I feel this message is ignored and was obvious at the conference I was asked to attend.  Secondary breast cancer is ignored.

If you’re diagnosed with secondary breast cancer it’s then incurable and patients have a 2-3 year median life expectancy – it’s a terminal disease.

Patients are being failed by not sharing this message at a conference such as this.  Greater Manchester Cancer have “ratified” my red flag infographics and now include them in their Personalised Care Plan pathway document.

I believe this will become a “gold standard” document in NHS England.  All Cancer Alliances will be able to use this information to help inform patients.

This leads me to a short story I heard recently about the End of Treatment Bell.  I was told about a Mum who had terminal lung cancer and had radiotherapy as part of palliative treatment. Her young son went with her and she rang the bell joyously.

Very sadly, she died not long after and her son was very upset saying “but Mummy rang the bell”.

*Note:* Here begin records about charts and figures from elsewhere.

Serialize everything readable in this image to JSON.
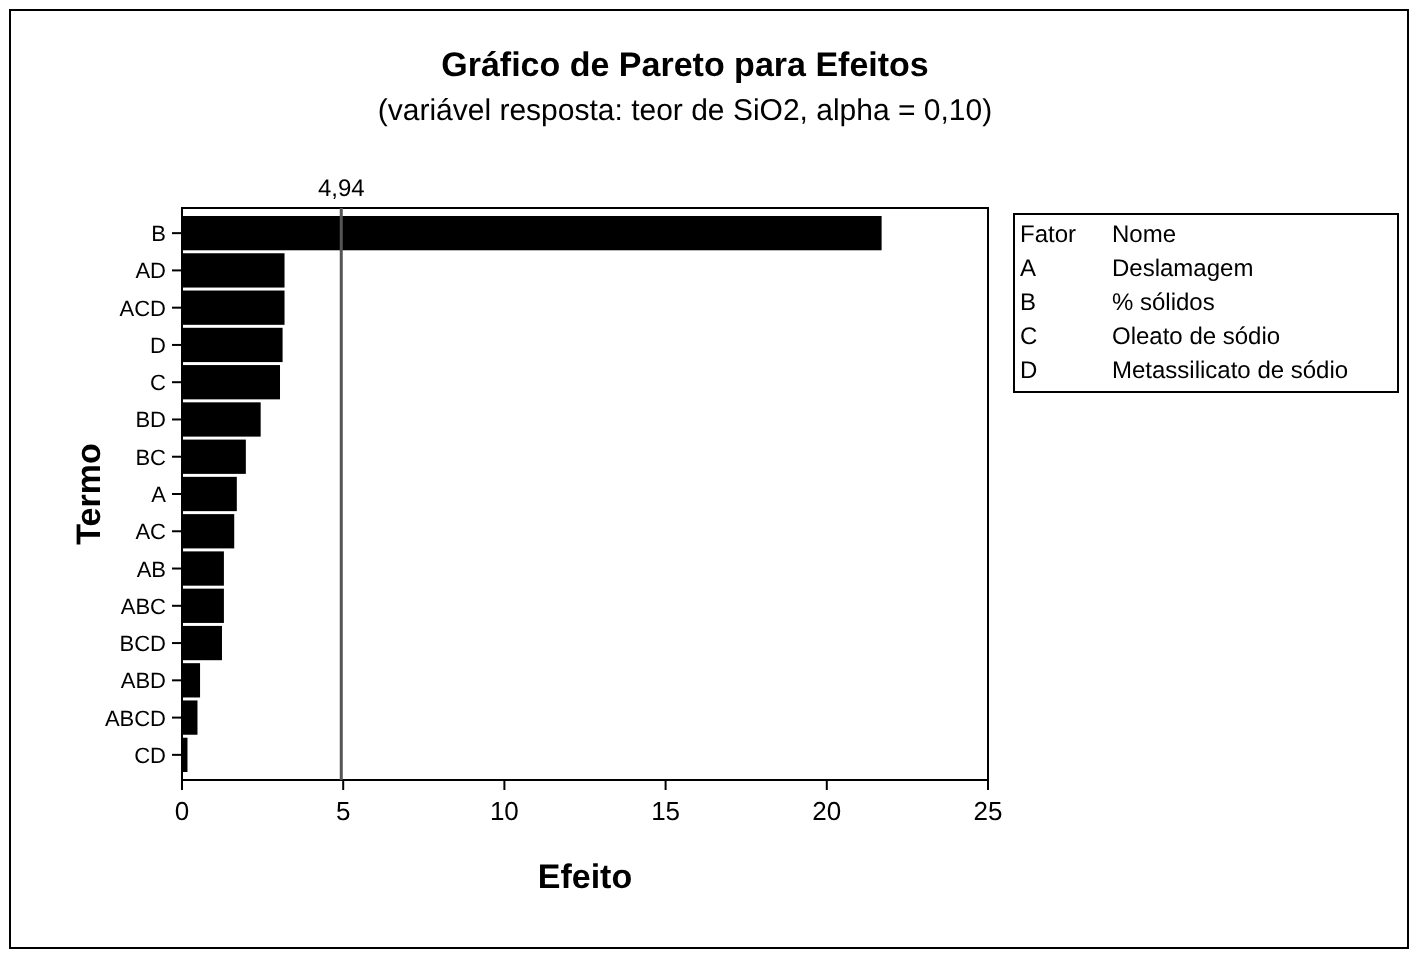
{
  "chart_data": {
    "type": "bar",
    "orientation": "horizontal",
    "title": "Gráfico de Pareto para Efeitos",
    "subtitle": "(variável resposta: teor de SiO2, alpha = 0,10)",
    "xlabel": "Efeito",
    "ylabel": "Termo",
    "categories": [
      "B",
      "AD",
      "ACD",
      "D",
      "C",
      "BD",
      "BC",
      "A",
      "AC",
      "AB",
      "ABC",
      "BCD",
      "ABD",
      "ABCD",
      "CD"
    ],
    "values": [
      21.7,
      3.18,
      3.18,
      3.12,
      3.04,
      2.44,
      1.98,
      1.7,
      1.62,
      1.3,
      1.3,
      1.24,
      0.56,
      0.48,
      0.17
    ],
    "color": "#000000",
    "xlim": [
      0,
      25
    ],
    "xticks": [
      0,
      5,
      10,
      15,
      20,
      25
    ],
    "ref_lines": [
      {
        "axis": "x",
        "value": 4.94,
        "label": "4,94",
        "color": "#555555"
      }
    ],
    "annotations": [
      "Fator",
      "Nome",
      "A",
      "Deslamagem",
      "B",
      "% sólidos",
      "C",
      "Oleato de sódio",
      "D",
      "Metassilicato de sódio"
    ]
  }
}
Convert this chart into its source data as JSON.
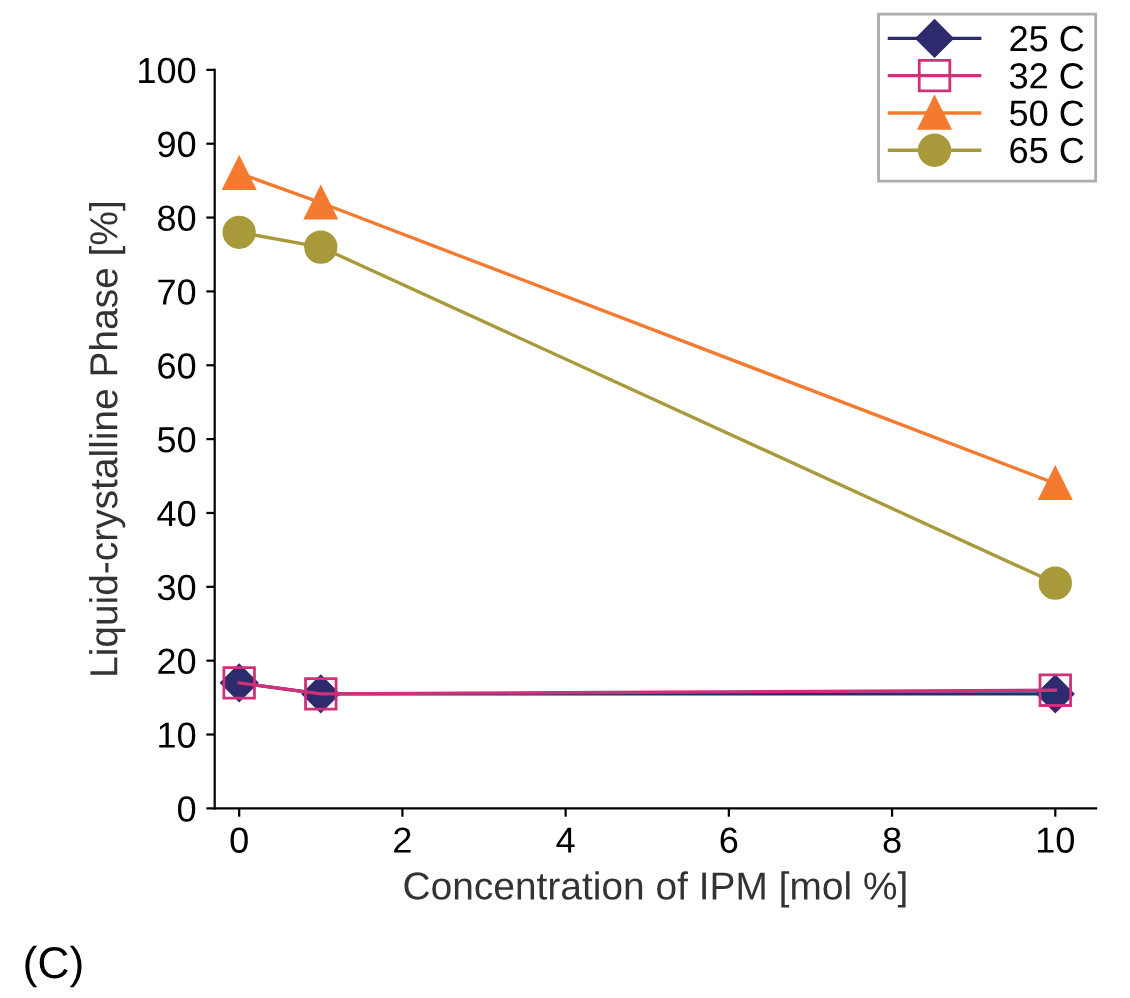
{
  "chart_data": {
    "type": "line",
    "xlabel": "Concentration of IPM [mol %]",
    "ylabel": "Liquid-crystalline Phase [%]",
    "x": [
      0,
      1,
      10
    ],
    "series": [
      {
        "name": "25 C",
        "color": "#2e2a6e",
        "values": [
          17,
          15.5,
          15.5
        ],
        "marker": "diamond"
      },
      {
        "name": "32 C",
        "color": "#d0307a",
        "values": [
          17,
          15.5,
          16
        ],
        "marker": "square"
      },
      {
        "name": "50 C",
        "color": "#f47a30",
        "values": [
          86,
          82,
          44
        ],
        "marker": "triangle"
      },
      {
        "name": "65 C",
        "color": "#a89a3a",
        "values": [
          78,
          76,
          30.5
        ],
        "marker": "circle"
      }
    ],
    "xlim": [
      -0.3,
      10.5
    ],
    "xticks": [
      0,
      2,
      4,
      6,
      8,
      10
    ],
    "ylim": [
      0,
      100
    ],
    "yticks": [
      0,
      10,
      20,
      30,
      40,
      50,
      60,
      70,
      80,
      90,
      100
    ],
    "grid": false,
    "legend": "top right",
    "line_style": "solid",
    "annotations": [
      "(C)"
    ]
  }
}
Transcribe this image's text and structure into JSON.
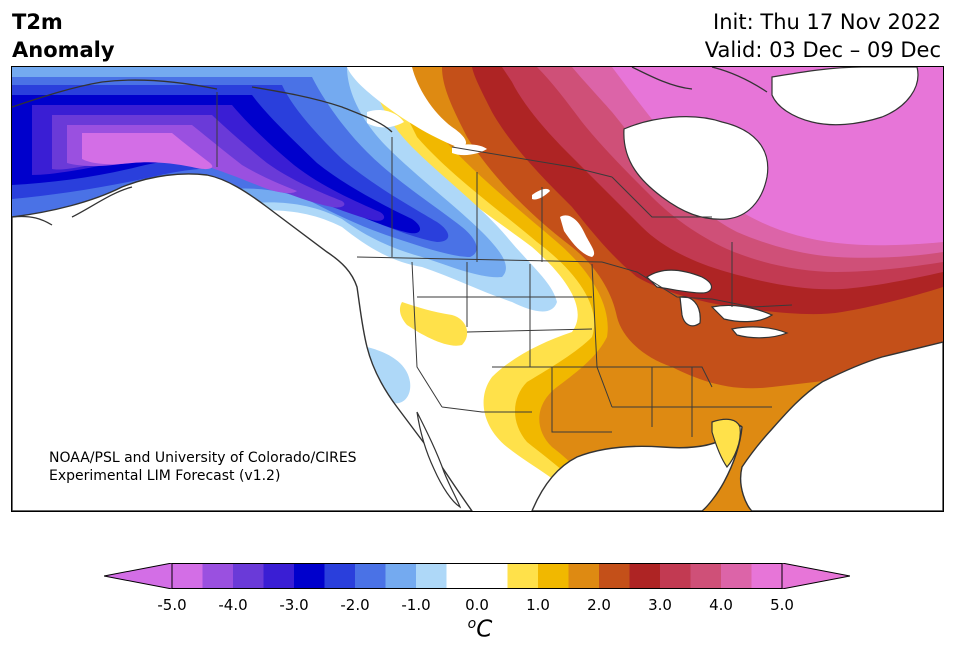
{
  "title": {
    "left_line1": "T2m",
    "left_line2": "Anomaly",
    "right_line1": "Init: Thu 17 Nov 2022",
    "right_line2": "Valid: 03 Dec – 09 Dec"
  },
  "credit": {
    "line1": "NOAA/PSL and University of Colorado/CIRES",
    "line2": "Experimental LIM Forecast (v1.2)"
  },
  "colorbar": {
    "unit_sup": "o",
    "unit": "C",
    "ticks": [
      "-5.0",
      "-4.0",
      "-3.0",
      "-2.0",
      "-1.0",
      "0.0",
      "1.0",
      "2.0",
      "3.0",
      "4.0",
      "5.0"
    ],
    "tick_values": [
      -5,
      -4,
      -3,
      -2,
      -1,
      0,
      1,
      2,
      3,
      4,
      5
    ],
    "range": [
      -5,
      5
    ],
    "bins": [
      {
        "lo": -5.0,
        "hi": -4.5,
        "color": "#d36ee6"
      },
      {
        "lo": -4.5,
        "hi": -4.0,
        "color": "#9a50e0"
      },
      {
        "lo": -4.0,
        "hi": -3.5,
        "color": "#6a3ad8"
      },
      {
        "lo": -3.5,
        "hi": -3.0,
        "color": "#3a1ed4"
      },
      {
        "lo": -3.0,
        "hi": -2.5,
        "color": "#0000cc"
      },
      {
        "lo": -2.5,
        "hi": -2.0,
        "color": "#2a3fdc"
      },
      {
        "lo": -2.0,
        "hi": -1.5,
        "color": "#4a72e6"
      },
      {
        "lo": -1.5,
        "hi": -1.0,
        "color": "#74aaf0"
      },
      {
        "lo": -1.0,
        "hi": -0.5,
        "color": "#aed8f8"
      },
      {
        "lo": -0.5,
        "hi": 0.5,
        "color": "#ffffff"
      },
      {
        "lo": 0.5,
        "hi": 1.0,
        "color": "#ffe14a"
      },
      {
        "lo": 1.0,
        "hi": 1.5,
        "color": "#f1b800"
      },
      {
        "lo": 1.5,
        "hi": 2.0,
        "color": "#de8a12"
      },
      {
        "lo": 2.0,
        "hi": 2.5,
        "color": "#c45019"
      },
      {
        "lo": 2.5,
        "hi": 3.0,
        "color": "#ae2424"
      },
      {
        "lo": 3.0,
        "hi": 3.5,
        "color": "#c23a52"
      },
      {
        "lo": 3.5,
        "hi": 4.0,
        "color": "#cf5078"
      },
      {
        "lo": 4.0,
        "hi": 4.5,
        "color": "#dc64a8"
      },
      {
        "lo": 4.5,
        "hi": 5.0,
        "color": "#e775d8"
      }
    ],
    "under_color": "#d36ee6",
    "over_color": "#e775d8"
  }
}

Let’s not keep perpetuating the narrative that everything is OK and preventable and curable. It’s not and we are failing patients and confusing the public with these mixed cancer messages.

We can still live and have hope but until we acknowledge that everything isn’t always pink and fluffy and preventable then patients will continue to keep dying as there is less focus on secondary/metastatic disease.

Until breast cancer is truly preventable let’s not confuse people with these public health messages and get the right messages out there about reducing your risk.